James said aloud "Well, I like that!" and I could hear the people in the line behind us muttering; there were at least five other carts back there. The three ladies looked around and then one of the ladies with the cart said to us, "You have less than us, go ahead."
The elderly lady behind us asked us, "Were they in this line?" and James told her no, they had been in the line next to us. But they insisted they had been in our line; the lady in front of us was standing in line for that purpose. Uh-huh. I think what they did was they couldn't decide which line was going to move faster. So one lady got in our line and the other two with the cart got into the other line and they figured whoever got to the cashier first would take the turn.
Maybe it would have been okay if there were only a couple of folks in line, or if the ladies with the full cart had been in line and invited a friend in the other line with one or two items to join them. But I thought this "well, we'll wait in both lines" was just plain rude.
Thankfully, Willow only barked a few times last night and we could catch up on a little sleep. We hit Trader Joe's today for our Easter dinner (lamb) and stopped at Walgreen's to pick up a couple of Easter chocolate eggs.

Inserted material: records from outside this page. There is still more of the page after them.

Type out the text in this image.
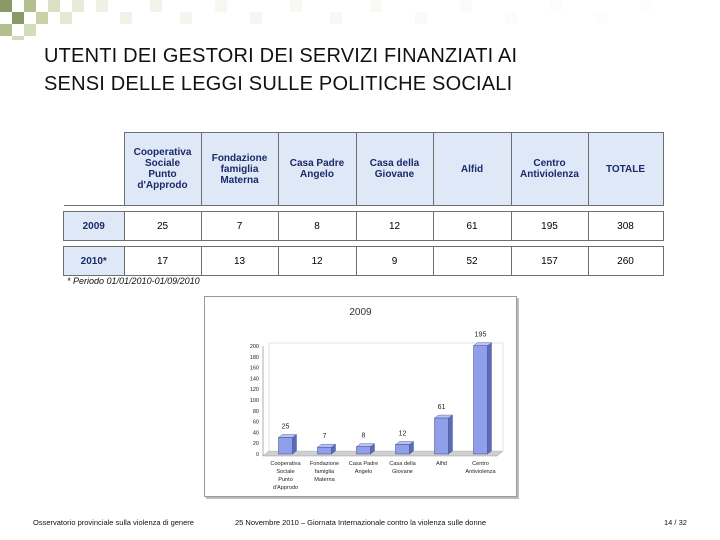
UTENTI DEI GESTORI DEI SERVIZI FINANZIATI AI
SENSI DELLE LEGGI SULLE POLITICHE SOCIALI
	Cooperativa
Sociale
Punto
d'Approdo	Fondazione
famiglia
Materna	Casa Padre
Angelo	Casa della
Giovane	Alfid	Centro
Antiviolenza	TOTALE

2009	25	7	8	12	61	195	308

2010*	17	13	12	9	52	157	260
* Periodo 01/01/2010-01/09/2010
2009
0
20
40
60
80
100
120
140
160
180
200
25
Cooperativa
Sociale
Punto
d'Approdo
7
Fondazione
famiglia
Materna
8
Casa Padre
Angelo
12
Casa della
Giovane
61
Alfid
195
Centro
Antiviolenza
Osservatorio provinciale sulla violenza di genere	25 Novembre 2010 – Giornata Internazionale contro la violenza sulle donne	14 / 32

Last year they had several different choices of Russell Stover sugarless Easter candies. They had absolutely none this year except for marshmallow eggs.

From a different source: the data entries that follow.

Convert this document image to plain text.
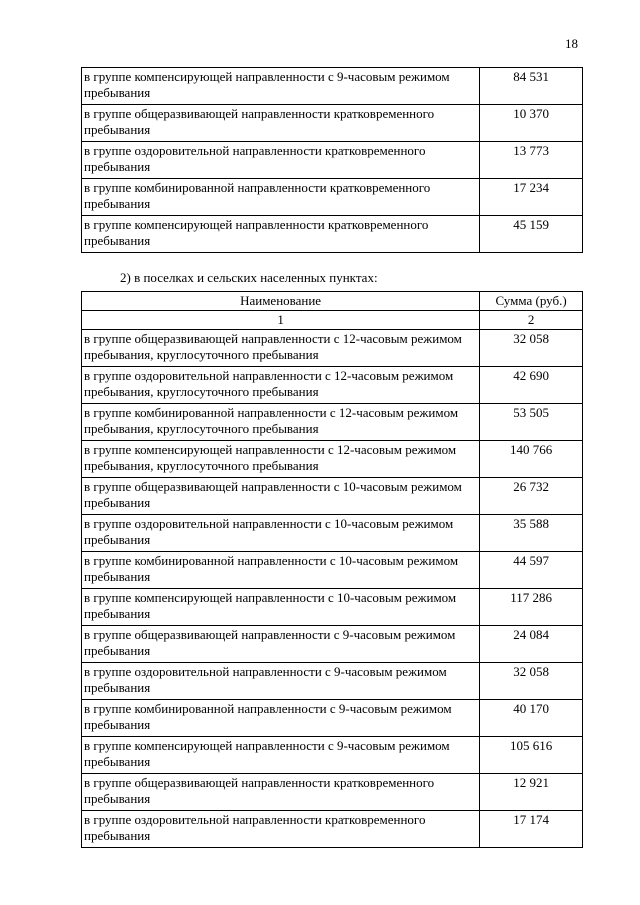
18
в группе компенсирующей направленности с 9-часовым режимом пребывания	84 531
в группе общеразвивающей направленности кратковременного пребывания	10 370
в группе оздоровительной направленности кратковременного пребывания	13 773
в группе комбинированной направленности кратковременного пребывания	17 234
в группе компенсирующей направленности кратковременного пребывания	45 159
2) в поселках и сельских населенных пунктах:
Наименование	Сумма (руб.)
1	2
в группе общеразвивающей направленности с 12-часовым режимом пребывания, круглосуточного пребывания	32 058
в группе оздоровительной направленности с 12-часовым режимом пребывания, круглосуточного пребывания	42 690
в группе комбинированной направленности с 12-часовым режимом пребывания, круглосуточного пребывания	53 505
в группе компенсирующей направленности с 12-часовым режимом пребывания, круглосуточного пребывания	140 766
в группе общеразвивающей направленности с 10-часовым режимом пребывания	26 732
в группе оздоровительной направленности с 10-часовым режимом пребывания	35 588
в группе комбинированной направленности с 10-часовым режимом пребывания	44 597
в группе компенсирующей направленности с 10-часовым режимом пребывания	117 286
в группе общеразвивающей направленности с 9-часовым режимом пребывания	24 084
в группе оздоровительной направленности с 9-часовым режимом пребывания	32 058
в группе комбинированной направленности с 9-часовым режимом пребывания	40 170
в группе компенсирующей направленности с 9-часовым режимом пребывания	105 616
в группе общеразвивающей направленности кратковременного пребывания	12 921
в группе оздоровительной направленности кратковременного пребывания	17 174
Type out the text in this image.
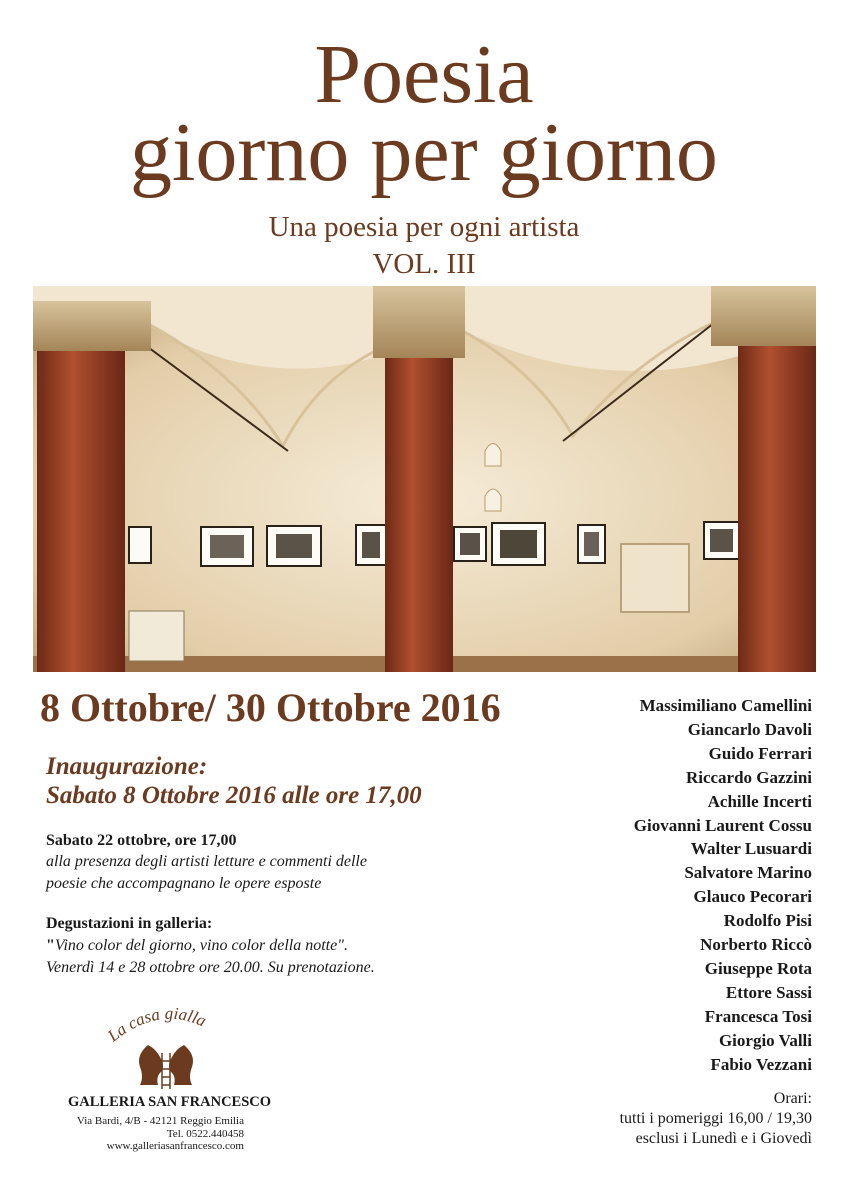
Poesia
giorno per giorno
Una poesia per ogni artista
VOL. III
8 Ottobre/ 30 Ottobre 2016
Inaugurazione:
Sabato 8 Ottobre 2016 alle ore 17,00
Sabato 22 ottobre, ore 17,00
alla presenza degli artisti letture e commenti delle
poesie che accompagnano le opere esposte
Degustazioni in galleria:
"Vino color del giorno, vino color della notte".
Venerdì 14 e 28 ottobre ore 20.00. Su prenotazione.
Massimiliano Camellini
Giancarlo Davoli
Guido Ferrari
Riccardo Gazzini
Achille Incerti
Giovanni Laurent Cossu
Walter Lusuardi
Salvatore Marino
Glauco Pecorari
Rodolfo Pisi
Norberto Riccò
Giuseppe Rota
Ettore Sassi
Francesca Tosi
Giorgio Valli
Fabio Vezzani
La casa gialla
GALLERIA SAN FRANCESCO
Via Bardi, 4/B - 42121 Reggio Emilia
Tel. 0522.440458
www.galleriasanfrancesco.com
Orari:
tutti i pomeriggi 16,00 / 19,30
esclusi i Lunedì e i Giovedì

When we got home I took the hose and blasted the rest of the pine pollen off the front porch so that I could put up the Easter decorations. James made a wire hook from two coat hangers and hauled the hose nozzle up to the deck and completely cleaned it off. The cover for the grill was especially bad; the dust had gotten thick and clotted into the folds. We had had some rain while we had brunch and went out to Trader Joe's, but not enough to rinse the thick yellow from under the eaves and the rubber mat, so he took care of that, too.
So the porch and various points in the living/dining room are now "Eastery."
Meanwhile, the Doctor has made a triumphant return to Georgia Public Television, and, as their commercials assert, it's about time! It will be nice to see the episodes intact and not interrupted by inane commercials. As a bonus, they are showing the Doctor Who Confidential documentaries at the conclusion of the episode, albeit, I believe, in an edited version.
Plus a new Dresden Files. A pleasant end to the day.